The Catholic Church in the United States boasts 71 million members, 2.9 million of whom are black. Representatives from that vibrant community met in Orlando in July for the National Black Catholic Congress. The series of talks, workshops and liturgical celebrations examining issues facing black Catholics has been held every five years since 1987. The event concluded with the prophet Micah’s call to “act justly, love goodness and walk humbly with your God.”

Surveys indicate that black Catholics have high degrees of involvement with their parishes.

“We have to work together to get closer to God and to get closer to each other,” says Tonya Dorsey, a speaker at the Congress and the minister of music at St. Martin de Porres in Philadelphia. “Once we treat each other with respect and dignity, people will be drawn to us.”

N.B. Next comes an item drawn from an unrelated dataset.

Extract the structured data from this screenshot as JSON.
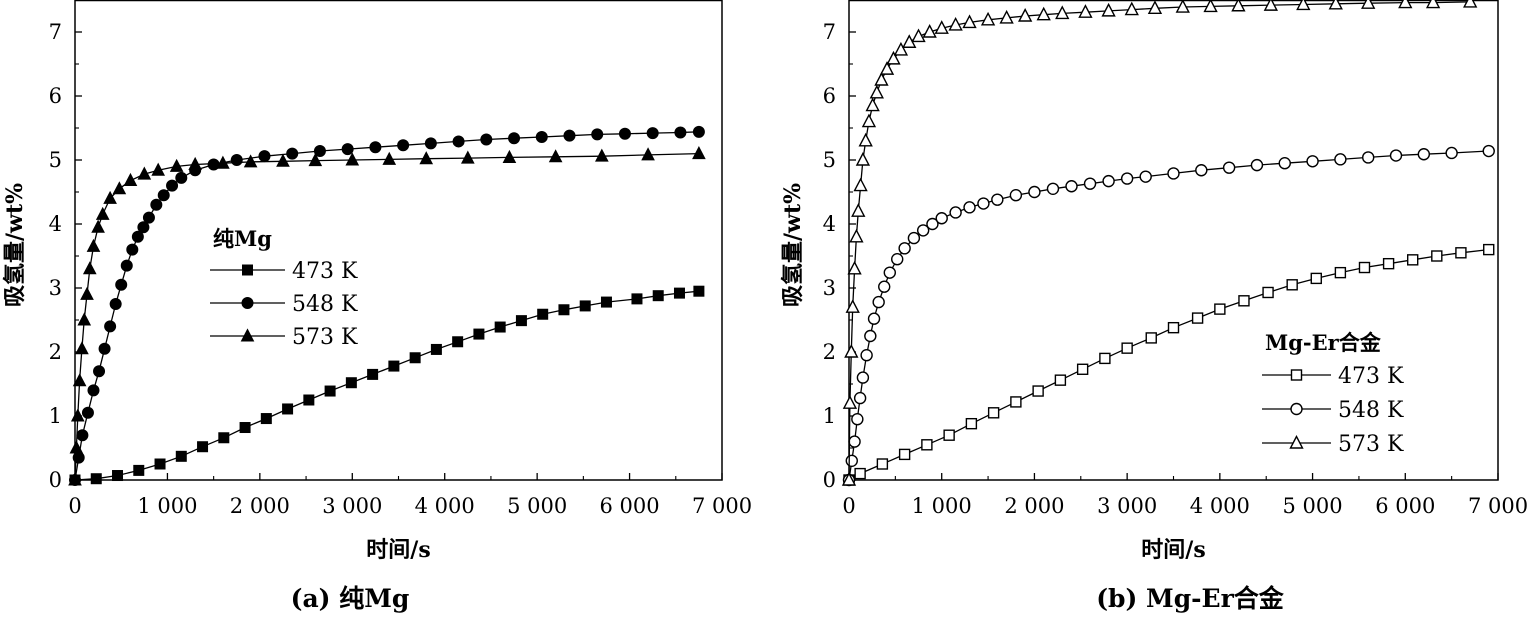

One “pastoral priority” that emerged from the Congress was to “dismantle racism in all forms.” That appeal followed discussion of the Black Lives Matter campaign, which prompted Auxiliary Bishop Fernand Cheri III of New Orleans to apologize to young black Catholics for abandoning the movement. “Partly, I didn’t understand it, and by the time I did understand it, it was too late,” Bishop Cheri said, responding to a frank dialogue on dissatisfaction with the church’s handling of racial issues.

Part of the solution, suggests Ms. Dorsey, involves listening more to younger voices. “We’ve got to be open to our youth....They really want to be a part of the whole life of the church.”